O governo brasileiro, em 1927, preocupado com o avanço do movimento “Coluna Prestes” – grupo de tenentes e soldados do exército brasileiro revoltados com baixos salários e condições da população brasileira – passou a buscar no Nordeste forças para combater o avanço do movimento revoltoso. Uma das estratégias do governo foi tentar uma aliança com o grupo mais temido do cangaço nordestino: o Bando de Lampião.

Mas como tornar Lampião e seu bando funcionários a serviço do governo dos estados nordestinos, já que eram inimigos mortais?

Quando a Coluna Prestes se aproximou do estado do Ceará, o deputado Federal Floro Bartolomeu teve a ideia de procurar Padre Cícero e propor ao beato que usasse a sua influência para convencer Lampião a entrar em confronto com os revoltosos liderados por Luiz Carlos Prestes. O político escreve uma carta e padre Cícero endossa.

Lampião recebe a carta e segue para Juazeiro (morada de padre Cícero); acampa com 49 homens perto da cidade e mais de 4 000 curiosos vão vê-lo. No mesmo dia, se encontra com o Padre Cícero e recebe uma patente de capitão dos Batalhões Patrióticos, assinada, acredite, por um funcionário do Ministério da Agricultura. Mais tarde, esse homem diria que, naquelas circunstâncias, assinaria até a exoneração do presidente. Todos os cangaceiros recebem uniformes e fuzis.

Já tendo tomado a benção de Padrinho Cícero, Lampião e seu bando partem decididos a cumprir o combinado. Mas na divisa com o estado de Pernambuco são perseguidos pela polícia, o comando da tropa não acreditou que Lampião pudesse carregar uma insígnia de capitão militar.
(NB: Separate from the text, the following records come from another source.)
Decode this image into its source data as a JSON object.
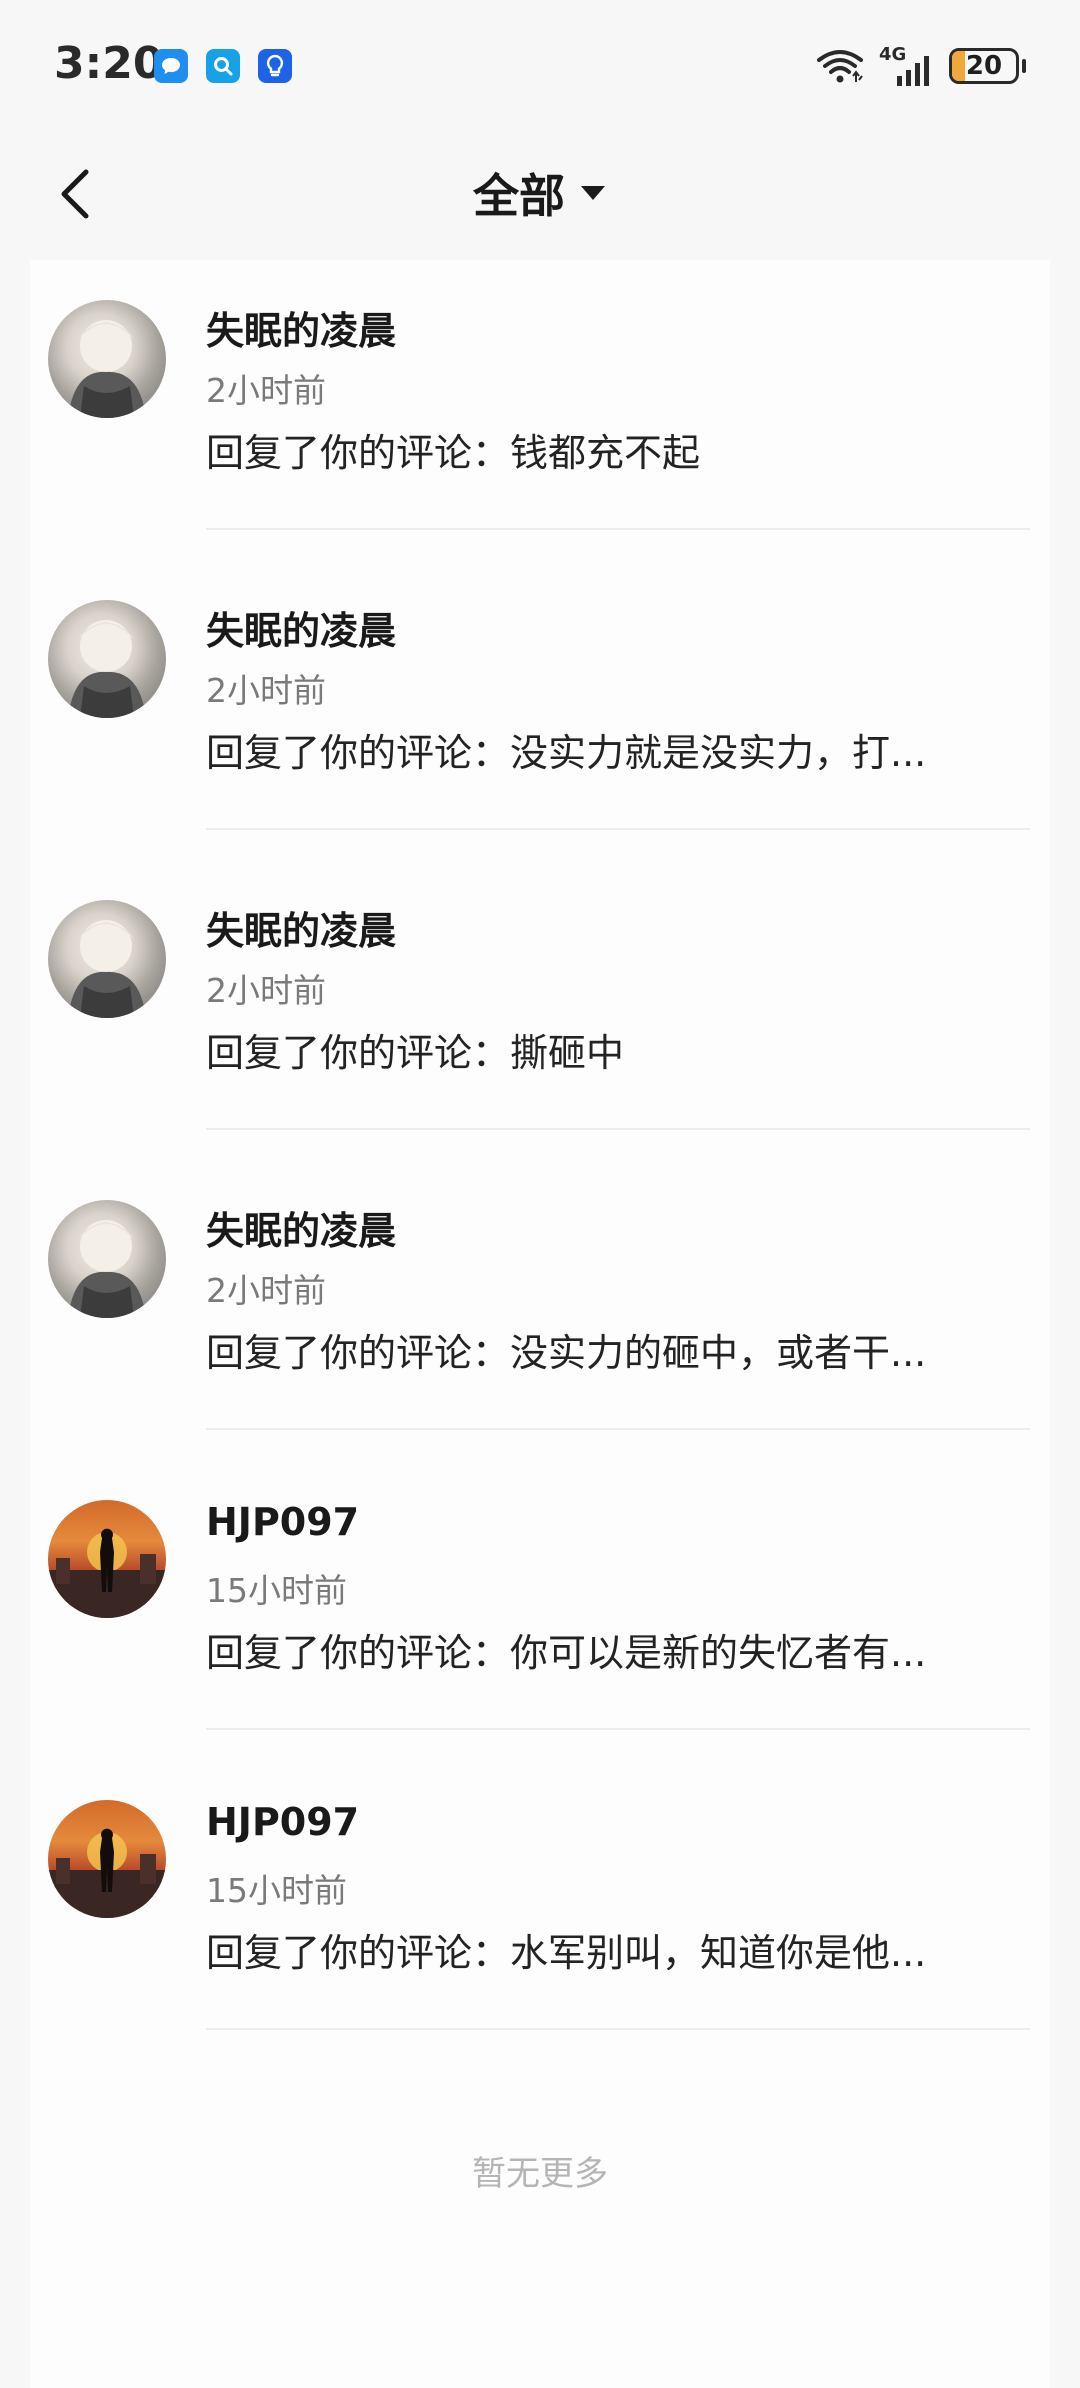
{
  "status_bar": {
    "time": "3:20",
    "network": "4G",
    "battery": "20",
    "battery_level": 0.2,
    "icons": [
      "message-app-icon",
      "search-app-icon",
      "bulb-app-icon",
      "wifi-icon",
      "signal-icon",
      "battery-icon"
    ],
    "colors": {
      "message_app": "#1f8ef1",
      "search_app": "#17a2e8",
      "bulb_app": "#1c63e6",
      "battery_fill": "#f2a73b"
    }
  },
  "header": {
    "back_icon": "back-chevron-icon",
    "title": "全部",
    "dropdown_icon": "caret-down-icon"
  },
  "notifications": [
    {
      "username": "失眠的凌晨",
      "time": "2小时前",
      "text": "回复了你的评论：钱都充不起",
      "avatar": "avatar-a"
    },
    {
      "username": "失眠的凌晨",
      "time": "2小时前",
      "text": "回复了你的评论：没实力就是没实力，打...",
      "avatar": "avatar-a"
    },
    {
      "username": "失眠的凌晨",
      "time": "2小时前",
      "text": "回复了你的评论：撕砸中",
      "avatar": "avatar-a"
    },
    {
      "username": "失眠的凌晨",
      "time": "2小时前",
      "text": "回复了你的评论：没实力的砸中，或者干...",
      "avatar": "avatar-a"
    },
    {
      "username": "HJP097",
      "time": "15小时前",
      "text": "回复了你的评论：你可以是新的失忆者有...",
      "avatar": "avatar-b"
    },
    {
      "username": "HJP097",
      "time": "15小时前",
      "text": "回复了你的评论：水军别叫，知道你是他...",
      "avatar": "avatar-b"
    }
  ],
  "footer": {
    "no_more": "暂无更多"
  }
}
O desconhecimento e estranhamento por parte dos policiais decepciona o cangaceiro, que, ali mesmo, se revolta e entra em confronto armado com as tropas governamentais, encerrando de vez a curta vida de funcionário público.

Semanas após o confronto, Lampião volta para falar com o Padre Cícero. Porém o beato não quis recebê-lo. Revoltado com a organização do Estado Brasileiro, o cangaceiro interrompe sua carreira de defensor público e retoma a rotina de crimes, à margem da legalidade.